No inferno, estando em tormentos, levantou os olhos e viu ao longe a Abraão e Lázaro no seu seio. Então, clamando, disse: Pai Abraão, tem misericórdia de mim! E manda a Lázaro que molhe em água a ponta do dedo e me refresque a língua, porque estou atormentado nesta chama. Disse, porém, Abraão: Filho, lembra-te de que recebeste os teus bens em tua vida, e Lázaro igualmente, os males; agora, porém, aqui, ele está consolado; tu, em tormentos. E, além de tudo, está posto um grande abismo entre nós e vós, de sorte que os que querem passar daqui para vós outros não podem, nem os de lá passar para nós. Então, replicou: Pai, eu te imploro que o mandes à minha casa paterna, porque tenho cinco irmãos; para que lhes dê testemunho, a fim de não virem também para este lugar de tormento. Respondeu Abraão: Eles têm Moisés e os Profetas; ouçam-nos.
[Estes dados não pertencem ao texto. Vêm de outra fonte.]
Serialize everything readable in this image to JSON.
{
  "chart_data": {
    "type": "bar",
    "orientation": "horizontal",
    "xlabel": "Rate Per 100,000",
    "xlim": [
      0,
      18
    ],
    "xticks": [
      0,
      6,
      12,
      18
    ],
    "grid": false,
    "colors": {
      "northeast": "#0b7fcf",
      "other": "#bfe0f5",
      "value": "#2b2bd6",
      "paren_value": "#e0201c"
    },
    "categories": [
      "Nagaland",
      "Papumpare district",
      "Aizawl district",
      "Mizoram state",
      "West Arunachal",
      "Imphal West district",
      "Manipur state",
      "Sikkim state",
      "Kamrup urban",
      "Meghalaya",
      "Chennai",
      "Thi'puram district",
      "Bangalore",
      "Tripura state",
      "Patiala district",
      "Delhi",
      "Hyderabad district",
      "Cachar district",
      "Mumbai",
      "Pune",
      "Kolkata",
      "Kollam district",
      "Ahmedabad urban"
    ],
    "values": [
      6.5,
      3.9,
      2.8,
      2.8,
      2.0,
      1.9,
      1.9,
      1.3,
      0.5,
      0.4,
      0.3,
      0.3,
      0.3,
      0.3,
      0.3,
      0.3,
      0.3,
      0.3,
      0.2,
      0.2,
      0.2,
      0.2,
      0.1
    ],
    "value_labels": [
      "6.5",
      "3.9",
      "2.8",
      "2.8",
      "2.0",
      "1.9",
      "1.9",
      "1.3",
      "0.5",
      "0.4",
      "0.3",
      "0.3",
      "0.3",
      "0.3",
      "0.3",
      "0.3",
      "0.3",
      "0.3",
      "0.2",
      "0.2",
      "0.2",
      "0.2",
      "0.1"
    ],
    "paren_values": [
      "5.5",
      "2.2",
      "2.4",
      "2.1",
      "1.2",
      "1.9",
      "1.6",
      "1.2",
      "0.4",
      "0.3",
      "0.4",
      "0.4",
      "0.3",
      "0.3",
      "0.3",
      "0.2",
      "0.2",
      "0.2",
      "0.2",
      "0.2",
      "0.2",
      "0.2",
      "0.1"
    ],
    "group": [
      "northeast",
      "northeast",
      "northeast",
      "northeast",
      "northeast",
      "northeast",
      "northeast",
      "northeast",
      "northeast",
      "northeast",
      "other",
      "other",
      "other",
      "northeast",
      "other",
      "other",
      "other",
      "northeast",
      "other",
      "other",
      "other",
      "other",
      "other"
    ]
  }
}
Mas ele insistiu: Não, pai Abraão; se alguém dentre os mortos for ter com eles, arrepender-se-ão. Abraão, porém, lhe respondeu: Se não ouvem a Moisés e aos Profetas, tampouco se deixarão persuadir, ainda que ressuscite alguém dentre os mortos. (Lucas 16.19-31)
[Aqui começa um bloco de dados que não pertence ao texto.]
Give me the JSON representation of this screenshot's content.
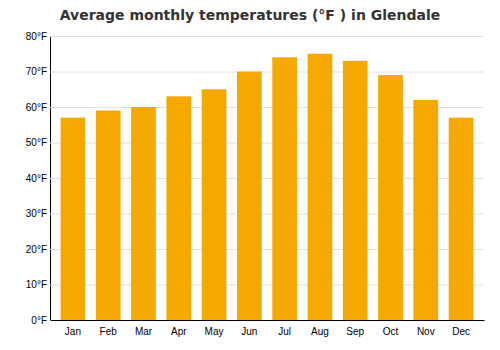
{
  "chart_data": {
    "type": "bar",
    "title": "Average monthly temperatures (°F ) in Glendale",
    "categories": [
      "Jan",
      "Feb",
      "Mar",
      "Apr",
      "May",
      "Jun",
      "Jul",
      "Aug",
      "Sep",
      "Oct",
      "Nov",
      "Dec"
    ],
    "values": [
      57,
      59,
      60,
      63,
      65,
      70,
      74,
      75,
      73,
      69,
      62,
      57
    ],
    "color": "#F5A800",
    "ylim": [
      0,
      80
    ],
    "yticks": [
      {
        "value": 0,
        "label": "0°F"
      },
      {
        "value": 10,
        "label": "10°F"
      },
      {
        "value": 20,
        "label": "20°F"
      },
      {
        "value": 30,
        "label": "30°F"
      },
      {
        "value": 40,
        "label": "40°F"
      },
      {
        "value": 50,
        "label": "50°F"
      },
      {
        "value": 60,
        "label": "60°F"
      },
      {
        "value": 70,
        "label": "70°F"
      },
      {
        "value": 80,
        "label": "80°F"
      }
    ],
    "grid": true
  }
}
Do texto em apreço podemos extrair, dentre outras, as seguintes lições a respeito do inferno:
I) As almas que ali se encontram são atormentadas: "No inferno, estando em tormentos".
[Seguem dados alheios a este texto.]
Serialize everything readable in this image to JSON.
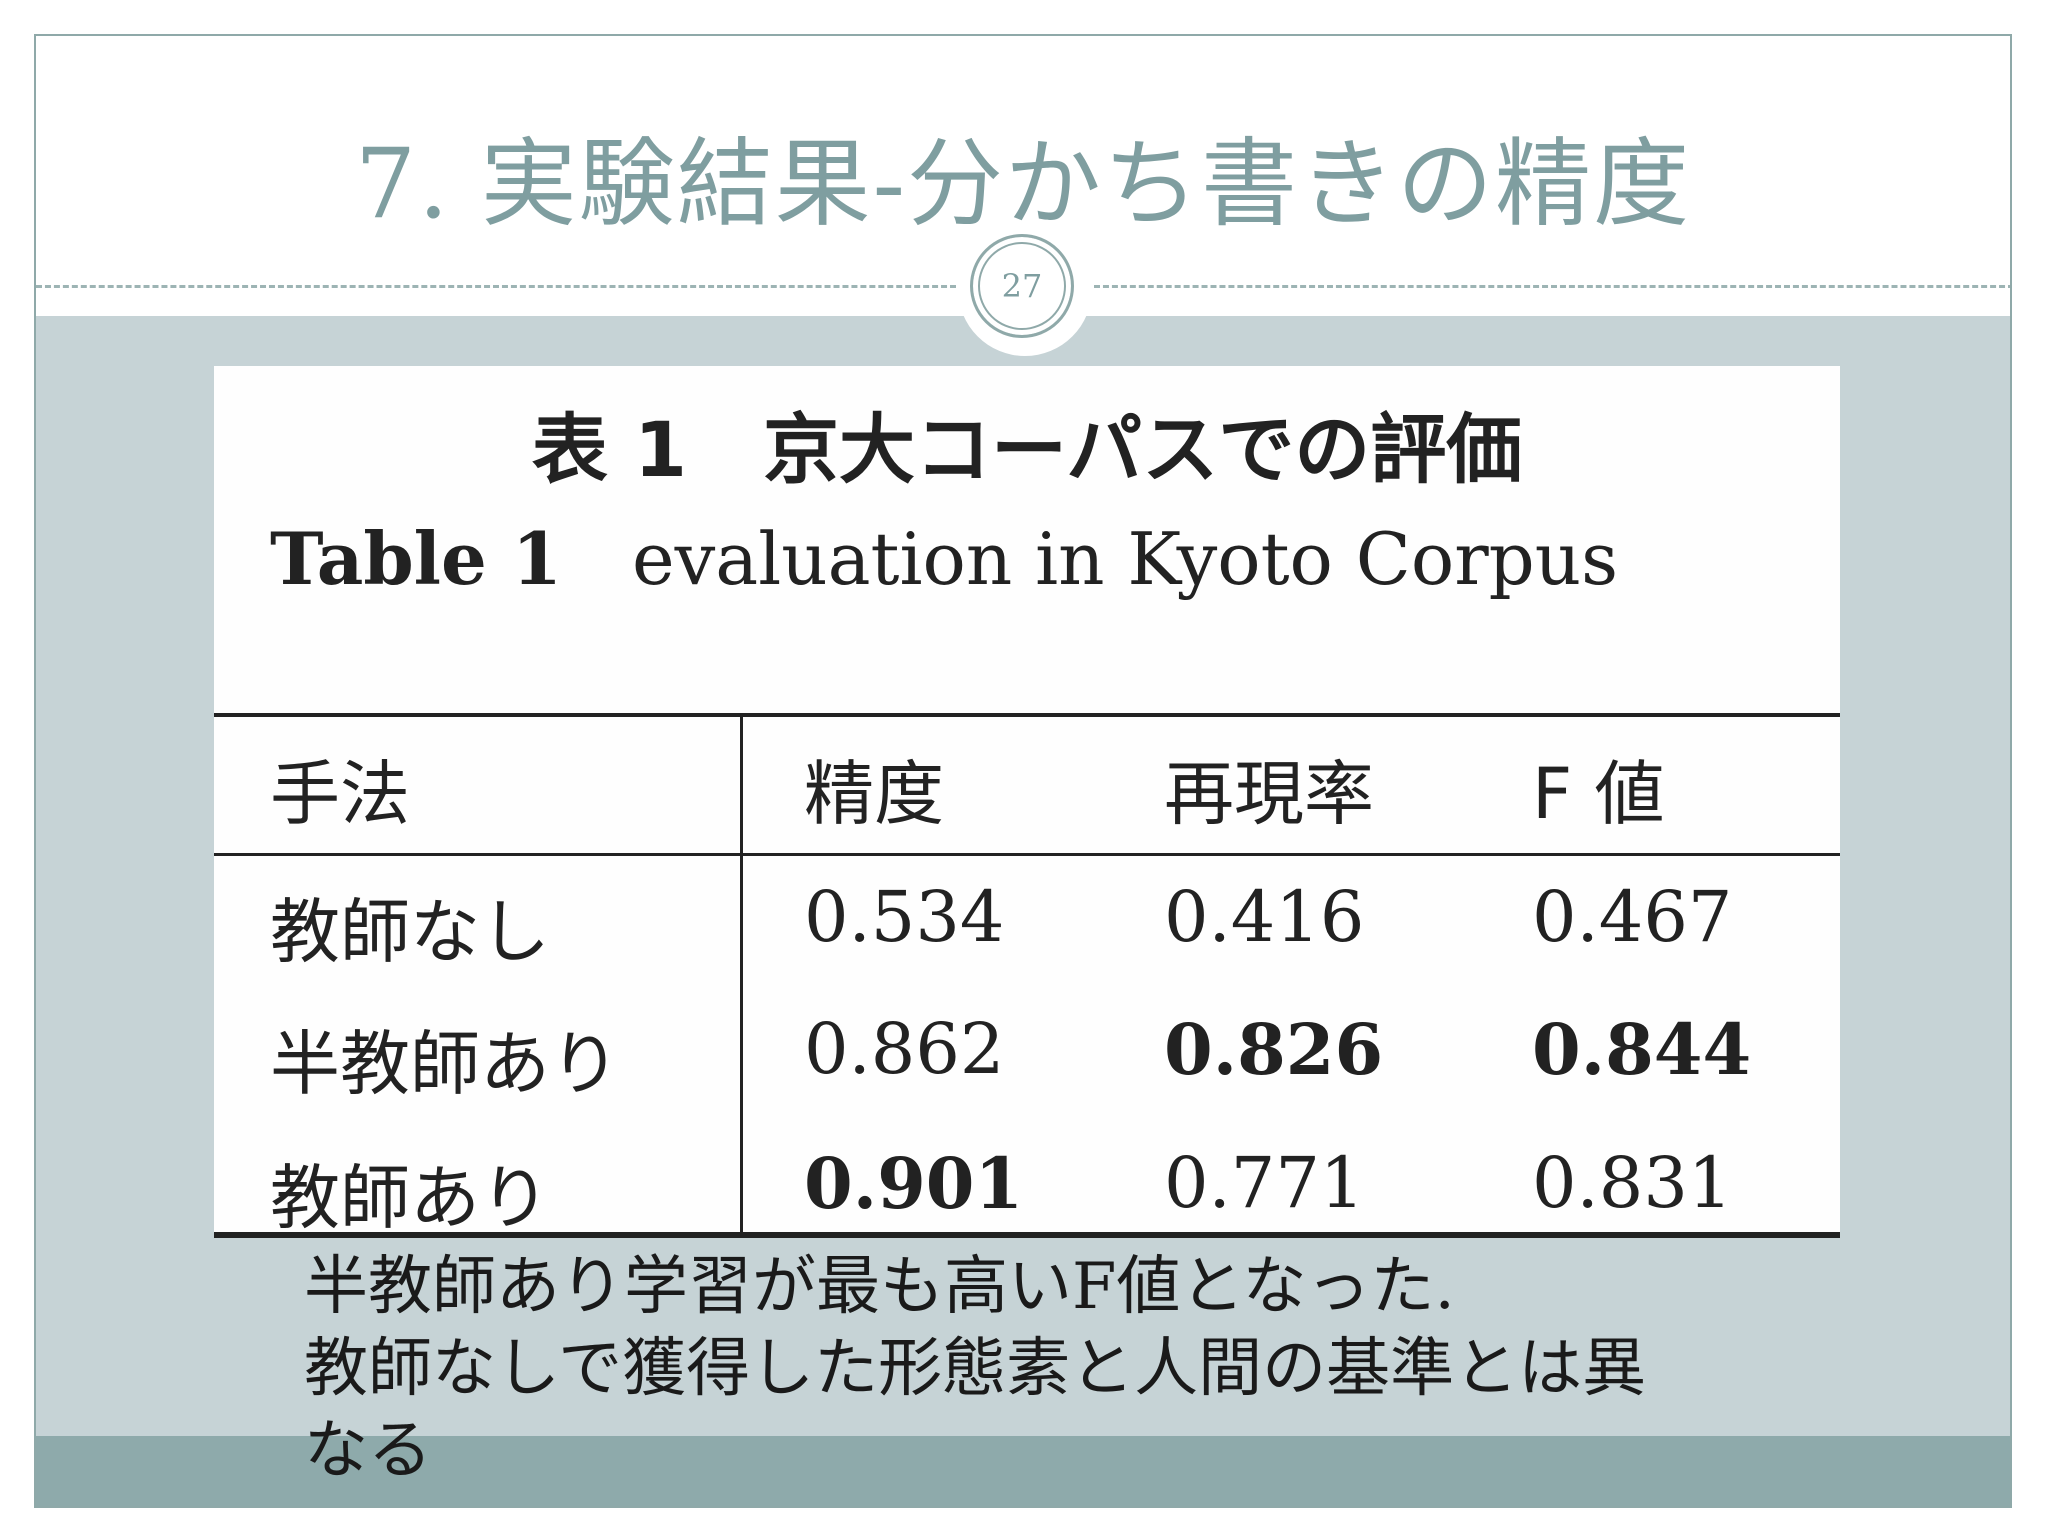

II) Não obstante, quem ali estiver terá consciência de que os salvos estarão em regozijo e paz: "Viu ao longe a Abraão e Lázaro no seu seio".
III) Não haverá consolo para seus habitantes: "Aqui, ele (Lázaro) está consolado; tu, em tormentos".
IV) Uma vez no inferno, eternamente no inferno: "Os que querem passar daqui para vós outros não podem, nem os de lá passar para nós."
V) Os perdidos clamarão, mas não serão ouvidos: "Eu te imploro".
VI) Já não restarão boas lembranças, bem como será impossível auxiliar os parentes para que também não venham a ir para o inferno.

Quanto à ideia de que o Hades possuía dois “compartimentos”, seus defensores depreendem com base versículo 23: o rico encontrava-se no inferno, e Lázaro junto de Abraão. Conquanto tivessem contato visual, havia entre os locais um abismo intransponível (versículo 26). Tal doutrina é piamente aceita no meio pentecostal.
No entanto, tal pensamento deve ser rejeitado, pois a crença reformada está ancorada no fato de que há dois locais para onde vão os mortos: os que não creram em Cristo diretamente são alocados no inferno, onde aguardam o Juízo Final; já os que morreram no Senhor vão imediatamente estar com Ele. Como exemplo, citemos:
a) As palavras de Jesus proferidas ao ladrão arrependido na cruz: “Jesus lhe respondeu: Em verdade te digo que hoje estarás comigo no paraíso.” (Lucas 23.43)
b) E Paulo escrevendo aos Filipenses: “Ora, de um e outro lado, estou constrangido, tendo o desejo de partir e estar com Cristo, o que é incomparavelmente melhor.” (Filipenses 1.23)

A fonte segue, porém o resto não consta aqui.